Cryptococcal meningitis is a rare disease that unfortunately shares many of the
same symptoms as are caused by colds and the flu. Doctors cannot, however, be
expected to order an EEG and a spinal tap for all patients with cold or flu-like
symptoms who complain of headaches. Prior to the time when Ms. Doe was admitted
to the hospital, it was reasonable for him to consider her symptoms as not serious
enough to warrant more invasive testing or a referral to a neurologist.

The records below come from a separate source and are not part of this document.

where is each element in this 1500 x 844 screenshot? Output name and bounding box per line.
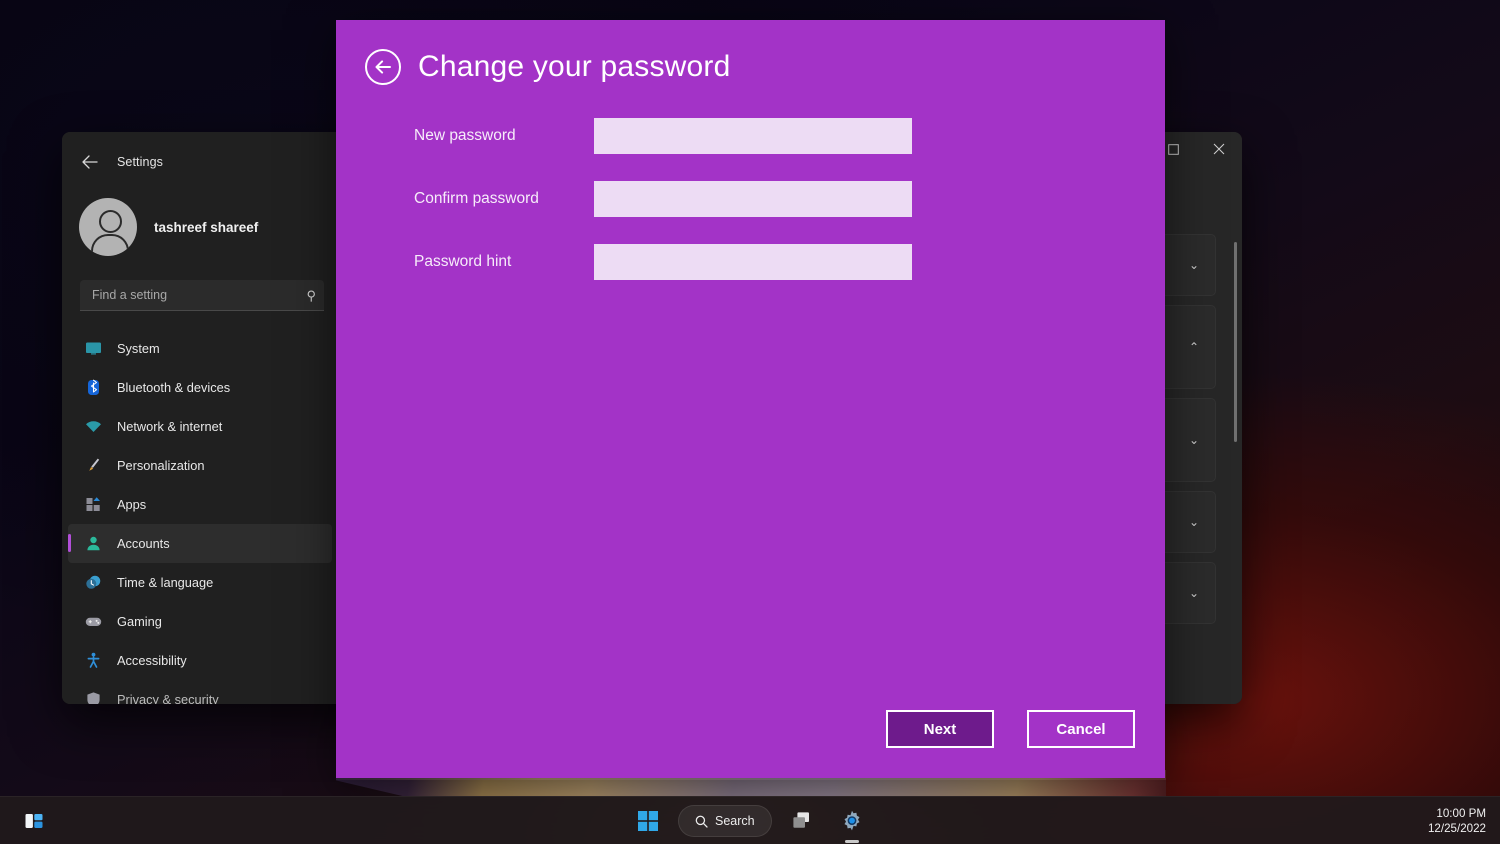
sidebar-label: Accessibility [117, 653, 187, 668]
close-icon[interactable] [1196, 132, 1242, 166]
sidebar-label: Network & internet [117, 419, 222, 434]
sidebar-item-network-internet[interactable]: Network & internet [62, 407, 340, 446]
search-icon [695, 815, 708, 828]
chevron-down-icon: ⌄ [1189, 259, 1199, 271]
monitor-icon [84, 339, 103, 358]
cancel-button[interactable]: Cancel [1027, 710, 1135, 748]
sidebar-label: Gaming [117, 614, 162, 629]
search-icon: ⚲ [306, 289, 316, 302]
search-input[interactable] [92, 288, 306, 302]
confirm-password-label: Confirm password [414, 190, 594, 208]
settings-search-box[interactable]: ⚲ [80, 280, 324, 311]
page-title: Change your password [418, 50, 731, 84]
password-hint-input[interactable] [594, 244, 912, 280]
task-view-icon[interactable] [782, 801, 822, 841]
accessibility-icon [84, 651, 103, 670]
sidebar-item-accessibility[interactable]: Accessibility [62, 641, 340, 680]
bluetooth-icon [84, 378, 103, 397]
sidebar-label: Privacy & security [117, 692, 219, 704]
shield-icon [84, 690, 103, 704]
paintbrush-icon [84, 456, 103, 475]
settings-scrollbar[interactable] [1234, 242, 1237, 442]
person-icon [84, 534, 103, 553]
taskbar-clock[interactable]: 10:00 PM 12/25/2022 [1428, 797, 1486, 844]
chevron-down-icon: ⌄ [1189, 516, 1199, 528]
sidebar-label: Personalization [117, 458, 205, 473]
taskbar-search-label: Search [715, 814, 755, 828]
desktop: Settings tashreef shareef ⚲ System [0, 0, 1500, 844]
field-row-new-password: New password [414, 118, 1165, 154]
clock-globe-icon [84, 573, 103, 592]
user-avatar-icon [79, 198, 137, 256]
next-button[interactable]: Next [886, 710, 994, 748]
back-arrow-circle-icon[interactable] [364, 48, 402, 86]
clock-time: 10:00 PM [1436, 806, 1486, 821]
change-password-dialog: Change your password New password Confir… [336, 20, 1165, 778]
chevron-down-icon: ⌄ [1189, 587, 1199, 599]
sidebar-item-personalization[interactable]: Personalization [62, 446, 340, 485]
account-name: tashreef shareef [154, 220, 258, 235]
password-form: New password Confirm password Password h… [336, 86, 1165, 280]
sidebar-item-bluetooth-devices[interactable]: Bluetooth & devices [62, 368, 340, 407]
settings-nav: System Bluetooth & devices Network & int… [62, 329, 340, 704]
sidebar-item-accounts[interactable]: Accounts [68, 524, 332, 563]
taskbar-search-button[interactable]: Search [678, 805, 772, 837]
sidebar-item-system[interactable]: System [62, 329, 340, 368]
settings-title: Settings [117, 155, 163, 169]
new-password-label: New password [414, 127, 594, 145]
apps-icon [84, 495, 103, 514]
sidebar-label: Time & language [117, 575, 213, 590]
chevron-up-icon: ⌃ [1189, 341, 1199, 353]
sidebar-label: System [117, 341, 160, 356]
sidebar-label: Accounts [117, 536, 170, 551]
settings-sidebar: Settings tashreef shareef ⚲ System [62, 132, 340, 704]
clock-date: 12/25/2022 [1428, 821, 1486, 836]
sidebar-item-apps[interactable]: Apps [62, 485, 340, 524]
chevron-down-icon: ⌄ [1189, 434, 1199, 446]
password-hint-label: Password hint [414, 253, 594, 271]
settings-header: Settings [62, 144, 340, 180]
sidebar-item-privacy-security[interactable]: Privacy & security [62, 680, 340, 704]
sidebar-item-gaming[interactable]: Gaming [62, 602, 340, 641]
taskbar: Search 10:00 PM 12/25/2022 [0, 796, 1500, 844]
field-row-password-hint: Password hint [414, 244, 1165, 280]
gamepad-icon [84, 612, 103, 631]
dialog-actions: Next Cancel [886, 710, 1135, 748]
windows-start-icon[interactable] [628, 801, 668, 841]
taskbar-left [10, 797, 54, 844]
sidebar-label: Bluetooth & devices [117, 380, 230, 395]
account-tile[interactable]: tashreef shareef [62, 180, 340, 256]
settings-gear-icon[interactable] [832, 801, 872, 841]
confirm-password-input[interactable] [594, 181, 912, 217]
sidebar-label: Apps [117, 497, 146, 512]
widgets-icon[interactable] [14, 801, 54, 841]
wifi-icon [84, 417, 103, 436]
field-row-confirm-password: Confirm password [414, 181, 1165, 217]
sidebar-item-time-language[interactable]: Time & language [62, 563, 340, 602]
dialog-header: Change your password [336, 20, 1165, 86]
new-password-input[interactable] [594, 118, 912, 154]
taskbar-center: Search [628, 797, 872, 844]
back-arrow-icon[interactable] [81, 153, 99, 171]
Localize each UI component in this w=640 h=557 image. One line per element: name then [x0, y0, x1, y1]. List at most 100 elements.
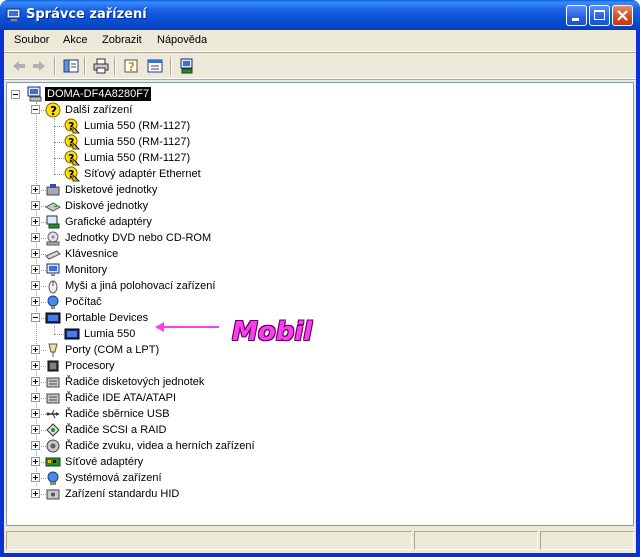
portable-device-icon [45, 310, 61, 326]
device-lumia-1[interactable]: Lumia 550 (RM-1127) [82, 119, 192, 133]
network-adapters-toggle[interactable] [31, 457, 40, 466]
disk-drive-icon [44, 198, 62, 214]
root-node-label[interactable]: DOMA-DF4A8280F7 [45, 87, 152, 101]
processor-icon [45, 358, 61, 374]
monitor-icon [45, 262, 61, 278]
speaker-icon [45, 438, 61, 454]
annotation-arrow-icon [155, 322, 219, 332]
keyboards-toggle[interactable] [31, 249, 40, 258]
close-button[interactable] [612, 5, 633, 26]
menu-akce[interactable]: Akce [63, 34, 87, 46]
scsi-controllers-toggle[interactable] [31, 425, 40, 434]
print-icon[interactable] [92, 57, 110, 75]
forward-arrow-icon[interactable] [30, 57, 48, 75]
usb-controllers-toggle[interactable] [31, 409, 40, 418]
ide-controllers-toggle[interactable] [31, 393, 40, 402]
computer-toggle[interactable] [31, 297, 40, 306]
category-usb-controllers[interactable]: Řadiče sběrnice USB [63, 407, 172, 421]
status-cell-main [6, 531, 412, 550]
computer-icon [27, 86, 43, 102]
svg-text:?: ? [128, 60, 135, 74]
pc-icon [45, 294, 61, 310]
category-computer[interactable]: Počítač [63, 295, 104, 309]
display-adapters-toggle[interactable] [31, 217, 40, 226]
device-lumia-550[interactable]: Lumia 550 [82, 327, 137, 341]
ports-toggle[interactable] [31, 345, 40, 354]
usb-icon [45, 406, 61, 422]
device-ethernet-adapter[interactable]: Síťový adaptér Ethernet [82, 167, 203, 181]
close-icon [617, 10, 628, 21]
monitors-toggle[interactable] [31, 265, 40, 274]
mouse-icon [45, 278, 61, 294]
category-display-adapters[interactable]: Grafické adaptéry [63, 215, 154, 229]
minimize-button[interactable] [566, 5, 587, 26]
root-collapse-toggle[interactable] [11, 90, 20, 99]
disk-drives-toggle[interactable] [31, 201, 40, 210]
client-area: Soubor Akce Zobrazit Nápověda ? DOMA-DF4… [4, 30, 636, 553]
menu-zobrazit[interactable]: Zobrazit [102, 34, 142, 46]
help-icon[interactable]: ? [122, 57, 140, 75]
category-ide-controllers[interactable]: Řadiče IDE ATA/ATAPI [63, 391, 178, 405]
category-mice[interactable]: Myši a jiná polohovací zařízení [63, 279, 217, 293]
category-portable-devices[interactable]: Portable Devices [63, 311, 150, 325]
phone-device-icon [64, 326, 80, 342]
system-devices-toggle[interactable] [31, 473, 40, 482]
category-monitors[interactable]: Monitory [63, 263, 109, 277]
cd-drive-icon [45, 230, 61, 246]
other-devices-toggle[interactable] [31, 105, 40, 114]
menu-soubor[interactable]: Soubor [14, 34, 49, 46]
category-floppy-controllers[interactable]: Řadiče disketových jednotek [63, 375, 206, 389]
category-hid-devices[interactable]: Zařízení standardu HID [63, 487, 181, 501]
floppy-drives-toggle[interactable] [31, 185, 40, 194]
properties-icon[interactable] [146, 57, 164, 75]
warning-device-icon: ? [64, 118, 80, 134]
scan-hardware-icon[interactable] [178, 57, 196, 75]
svg-text:?: ? [50, 104, 57, 118]
unknown-device-icon: ? [45, 102, 61, 118]
ide-controller-icon [45, 390, 61, 406]
menu-bar: Soubor Akce Zobrazit Nápověda [4, 30, 636, 52]
hid-devices-toggle[interactable] [31, 489, 40, 498]
back-arrow-icon[interactable] [10, 57, 28, 75]
status-bar [4, 529, 636, 551]
device-manager-window: Správce zařízení Soubor Akce Zobrazit Ná… [0, 0, 640, 557]
sound-controllers-toggle[interactable] [31, 441, 40, 450]
maximize-button[interactable] [589, 5, 610, 26]
category-network-adapters[interactable]: Síťové adaptéry [63, 455, 145, 469]
floppy-controllers-toggle[interactable] [31, 377, 40, 386]
network-card-icon [45, 454, 61, 470]
category-other-devices[interactable]: Další zařízení [63, 103, 134, 117]
annotation-label: Mobil [232, 317, 313, 347]
device-tree[interactable]: DOMA-DF4A8280F7 ? Další zařízení ? Lumia… [6, 82, 634, 526]
window-title: Správce zařízení [26, 7, 147, 22]
category-keyboards[interactable]: Klávesnice [63, 247, 120, 261]
warning-device-icon: ? [64, 134, 80, 150]
warning-device-icon: ? [64, 150, 80, 166]
mice-toggle[interactable] [31, 281, 40, 290]
keyboard-icon [45, 246, 61, 262]
system-device-icon [45, 470, 61, 486]
category-sound-controllers[interactable]: Řadiče zvuku, videa a herních zařízení [63, 439, 257, 453]
show-hide-tree-icon[interactable] [62, 57, 80, 75]
device-lumia-2[interactable]: Lumia 550 (RM-1127) [82, 135, 192, 149]
category-disk-drives[interactable]: Diskové jednotky [63, 199, 150, 213]
status-cell-2 [414, 531, 538, 550]
scsi-icon [45, 422, 61, 438]
processors-toggle[interactable] [31, 361, 40, 370]
warning-device-icon: ? [64, 166, 80, 182]
device-lumia-3[interactable]: Lumia 550 (RM-1127) [82, 151, 192, 165]
category-dvd-drives[interactable]: Jednotky DVD nebo CD-ROM [63, 231, 213, 245]
floppy-drive-icon [45, 182, 61, 198]
dvd-drives-toggle[interactable] [31, 233, 40, 242]
category-processors[interactable]: Procesory [63, 359, 117, 373]
menu-napoveda[interactable]: Nápověda [157, 34, 207, 46]
category-floppy-drives[interactable]: Disketové jednotky [63, 183, 159, 197]
category-system-devices[interactable]: Systémová zařízení [63, 471, 164, 485]
computer-manager-icon [6, 7, 22, 23]
status-cell-3 [540, 531, 634, 550]
toolbar: ? [4, 54, 636, 79]
portable-devices-toggle[interactable] [31, 313, 40, 322]
title-bar[interactable]: Správce zařízení [0, 0, 640, 30]
category-ports[interactable]: Porty (COM a LPT) [63, 343, 161, 357]
category-scsi-controllers[interactable]: Řadiče SCSI a RAID [63, 423, 168, 437]
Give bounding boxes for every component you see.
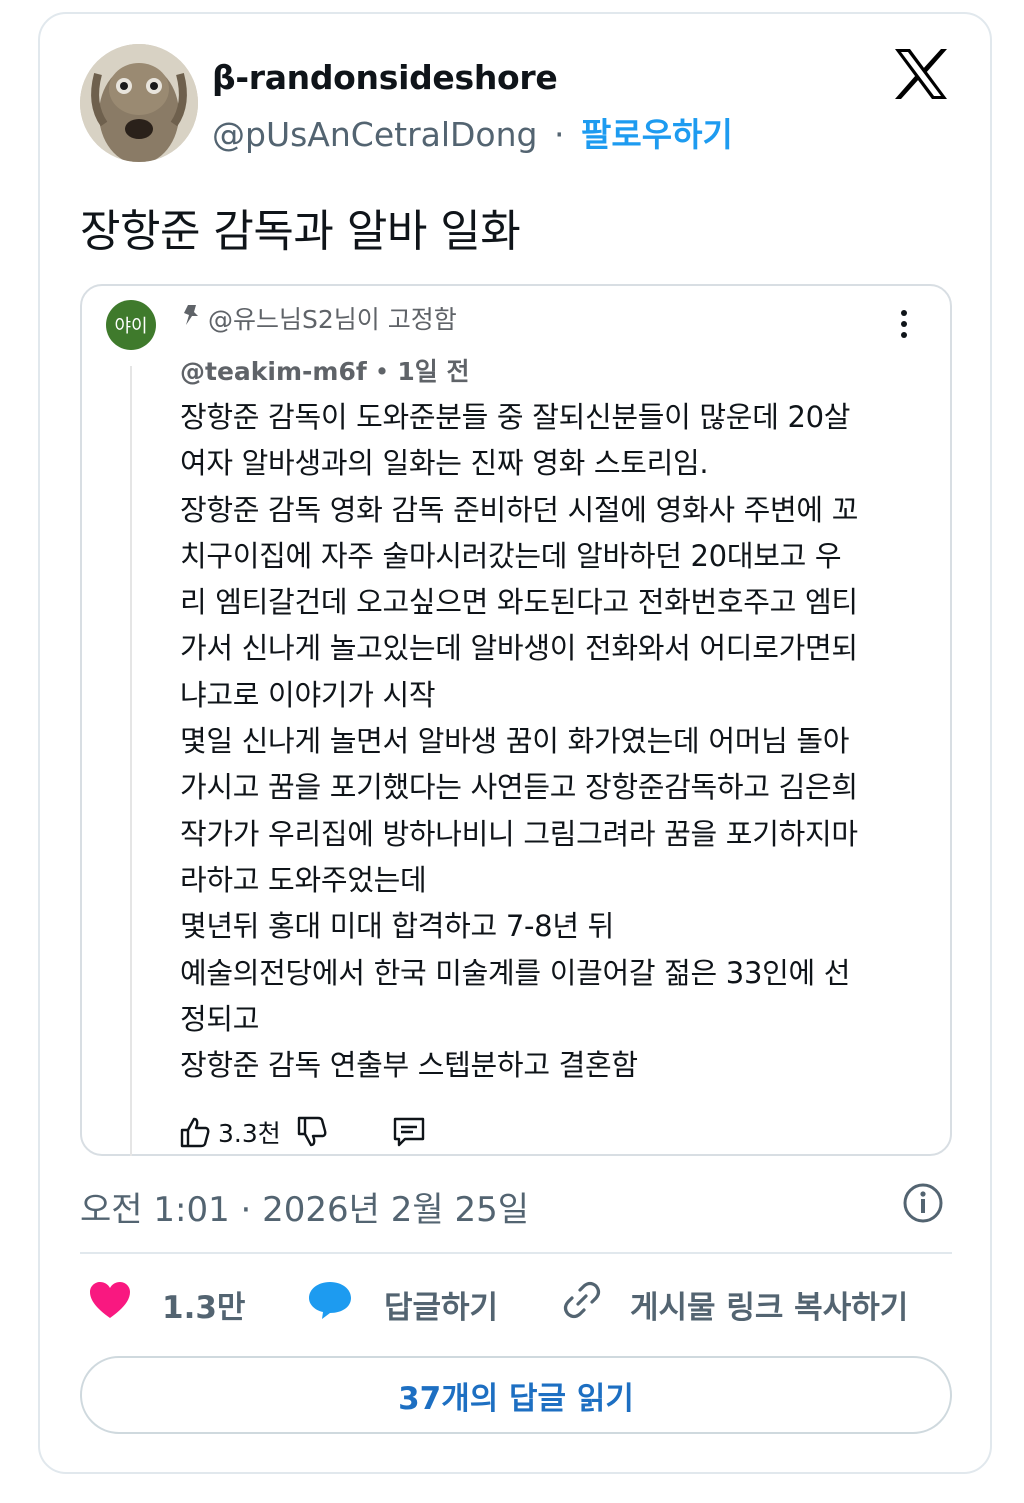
thumbs-up-icon[interactable] bbox=[178, 1115, 212, 1149]
follow-button[interactable]: 팔로우하기 bbox=[581, 115, 733, 154]
meta-separator: • bbox=[374, 357, 390, 386]
author-avatar[interactable] bbox=[80, 44, 198, 162]
tweet-text: 장항준 감독과 알바 일화 bbox=[80, 206, 521, 257]
reply-label: 답글하기 bbox=[384, 1289, 499, 1326]
copy-link-label: 게시물 링크 복사하기 bbox=[630, 1289, 909, 1326]
comment-line: 라하고 도와주었는데 bbox=[180, 862, 427, 897]
comment-line: 장항준 감독이 도와준분들 중 잘되신분들이 많운데 20살 bbox=[180, 400, 851, 434]
more-options-icon[interactable] bbox=[892, 304, 916, 344]
commenter-avatar: 야이 bbox=[106, 300, 156, 350]
comment-line: 몇일 신나게 놀면서 알바생 꿈이 화가였는데 어머님 돌아 bbox=[180, 724, 850, 759]
author-handle[interactable]: @pUsAnCetralDong bbox=[212, 115, 538, 154]
like-count: 1.3만 bbox=[162, 1289, 246, 1326]
comment-line: 여자 알바생과의 일화는 진짜 영화 스토리임. bbox=[180, 446, 709, 481]
comment-line: 정되고 bbox=[180, 1001, 260, 1036]
comment-line: 리 엠티갈건데 오고싶으면 와도된다고 전화번호주고 엠티 bbox=[180, 585, 858, 620]
pinned-by-text: @유느님S2님이 고정함 bbox=[208, 305, 457, 334]
info-icon[interactable] bbox=[902, 1182, 944, 1224]
x-logo-icon[interactable] bbox=[893, 48, 949, 100]
comment-actions: 3.3천 bbox=[178, 1112, 427, 1152]
pinned-row: @유느님S2님이 고정함 bbox=[180, 300, 457, 336]
commenter-avatar-text: 야이 bbox=[114, 316, 148, 337]
comment-line: 치구이집에 자주 술마시러갔는데 알바하던 20대보고 우 bbox=[180, 538, 842, 573]
commenter-handle: @teakim-m6f bbox=[180, 357, 367, 386]
comment-line: 가서 신나게 놀고있는데 알바생이 전화와서 어디로가면되 bbox=[180, 631, 858, 666]
author-handle-row: @pUsAnCetralDong · 팔로우하기 bbox=[212, 108, 733, 156]
comment-like-count: 3.3천 bbox=[218, 1119, 281, 1148]
heart-icon bbox=[88, 1280, 132, 1328]
tweet-timestamp[interactable]: 오전 1:01 · 2026년 2월 25일 bbox=[80, 1182, 529, 1231]
copy-link-action[interactable]: 게시물 링크 복사하기 bbox=[560, 1280, 908, 1328]
comment-line: 장항준 감독 영화 감독 준비하던 시절에 영화사 주변에 꼬 bbox=[180, 492, 859, 527]
comment-line: 장항준 감독 연출부 스텝분하고 결혼함 bbox=[180, 1048, 638, 1083]
comment-line: 냐고로 이야기가 시작 bbox=[180, 677, 436, 712]
comment-line: 예술의전당에서 한국 미술계를 이끌어갈 젊은 33인에 선 bbox=[180, 955, 851, 990]
thread-line bbox=[130, 366, 132, 1156]
link-icon bbox=[560, 1278, 604, 1330]
embedded-comment-card[interactable]: 야이 @유느님S2님이 고정함 @teakim-m6f • 1일 전 장항준 감… bbox=[80, 284, 952, 1156]
comment-time: 1일 전 bbox=[397, 357, 470, 386]
reply-bubble-icon bbox=[306, 1279, 354, 1329]
comment-line: 몇년뒤 홍대 미대 합격하고 7-8년 뒤 bbox=[180, 909, 614, 944]
comment-body: 장항준 감독이 도와준분들 중 잘되신분들이 많운데 20살 여자 알바생과의 … bbox=[180, 394, 920, 1088]
comment-line: 작가가 우리집에 방하나비니 그림그려라 꿈을 포기하지마 bbox=[180, 816, 858, 851]
author-display-name[interactable]: β-randonsideshore bbox=[212, 58, 558, 97]
commenter-meta: @teakim-m6f • 1일 전 bbox=[180, 352, 469, 388]
comment-line: 가시고 꿈을 포기했다는 사연듣고 장항준감독하고 김은희 bbox=[180, 770, 858, 805]
reply-action[interactable]: 답글하기 bbox=[306, 1280, 498, 1328]
comment-reply-icon[interactable] bbox=[391, 1115, 427, 1149]
read-replies-button[interactable]: 37개의 답글 읽기 bbox=[80, 1356, 952, 1434]
pin-icon bbox=[180, 303, 202, 333]
separator-dot: · bbox=[554, 115, 565, 154]
thumbs-down-icon[interactable] bbox=[295, 1115, 329, 1149]
divider bbox=[80, 1252, 952, 1254]
like-action[interactable]: 1.3만 bbox=[88, 1280, 245, 1328]
read-replies-label: 37개의 답글 읽기 bbox=[398, 1380, 634, 1417]
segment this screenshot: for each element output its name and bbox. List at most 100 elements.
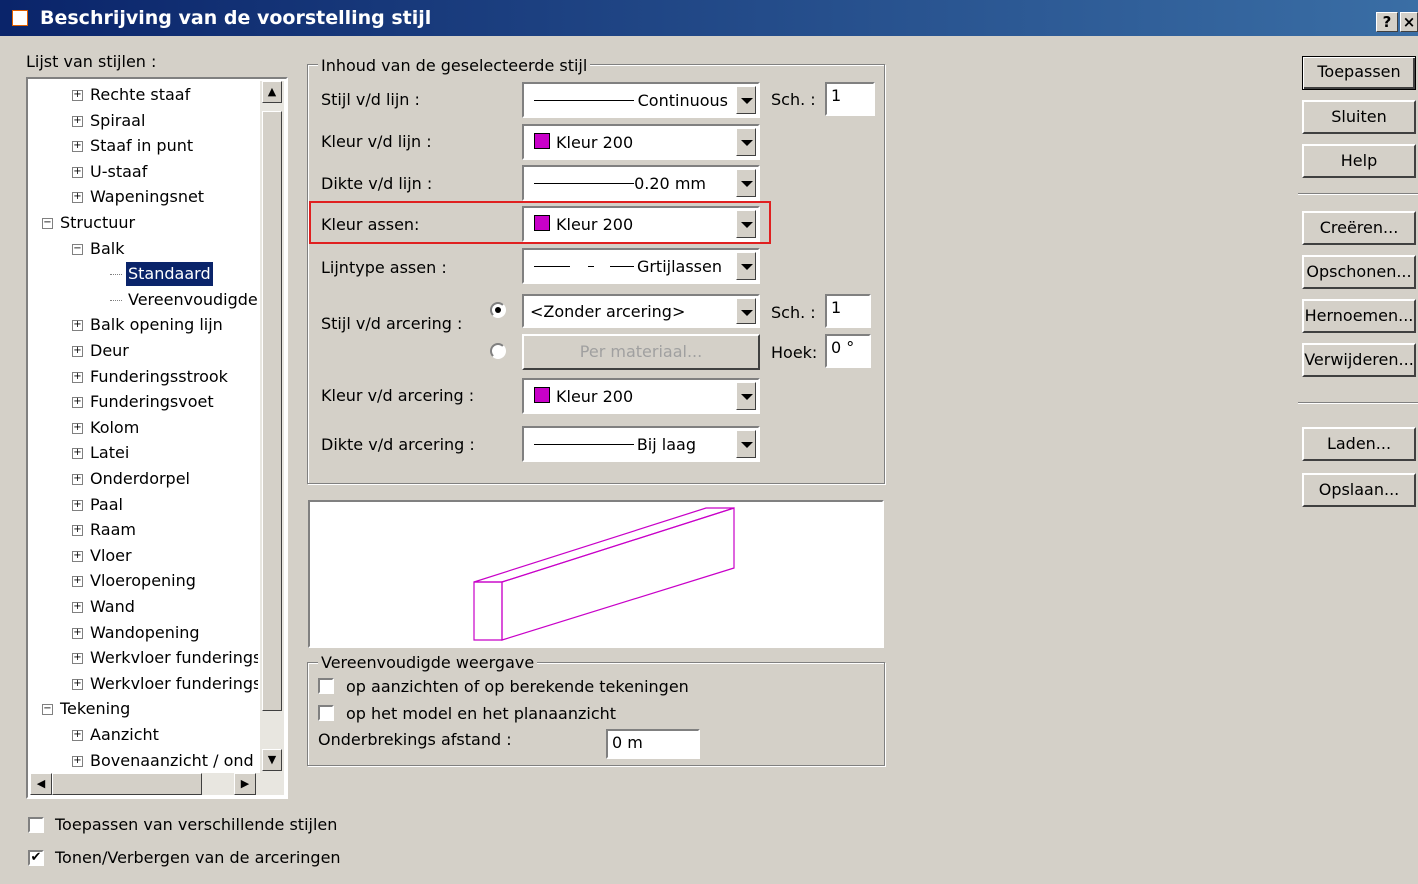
- simplified-check2[interactable]: [318, 705, 334, 721]
- tree-item[interactable]: + Wand: [28, 595, 258, 619]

It was not until Ms. Doe's symptoms became very serious at the hospital that the
tests that ultimately discovered the meningitis were ordered. In fact, Ms. Doe
was in the hospital and under the care of other physicians who were covering for
Dr. Blank for four days between March 27 and April 1, and no one ordered an EEG
or spinal tap or made a diagnosis of cryptococcal meningitis. The EEG was only
done when Ms. Doe stopped following commands and would make no verbal responses.
And it was the abnormal results of the EEG that led to the spinal tap being ordered
to determine the cause of those abnormalities and ultimately the discovery of
the meningitis.
Also, it is not certain when she actually contracted the meningitis or if an earlier
diagnosis could have saved her life. Even if the cryptococcal meningitis was found
earlier, it is very possible she might not have survived.
Dr. Blank acted within the standard of care throughout his care of Ms. Doe. Hindsight
is 20-20, and he cannot be expected to have discovered the cryptococcal meningitis
considering the symptoms he was presented with at the time. Even the neurology
specialist took two days in a hospital environment to finally discover the meningitis
and it is questionable whether even he would have made that discovery without
the serious symptoms that led to the EEG and ultimately the spinal tap.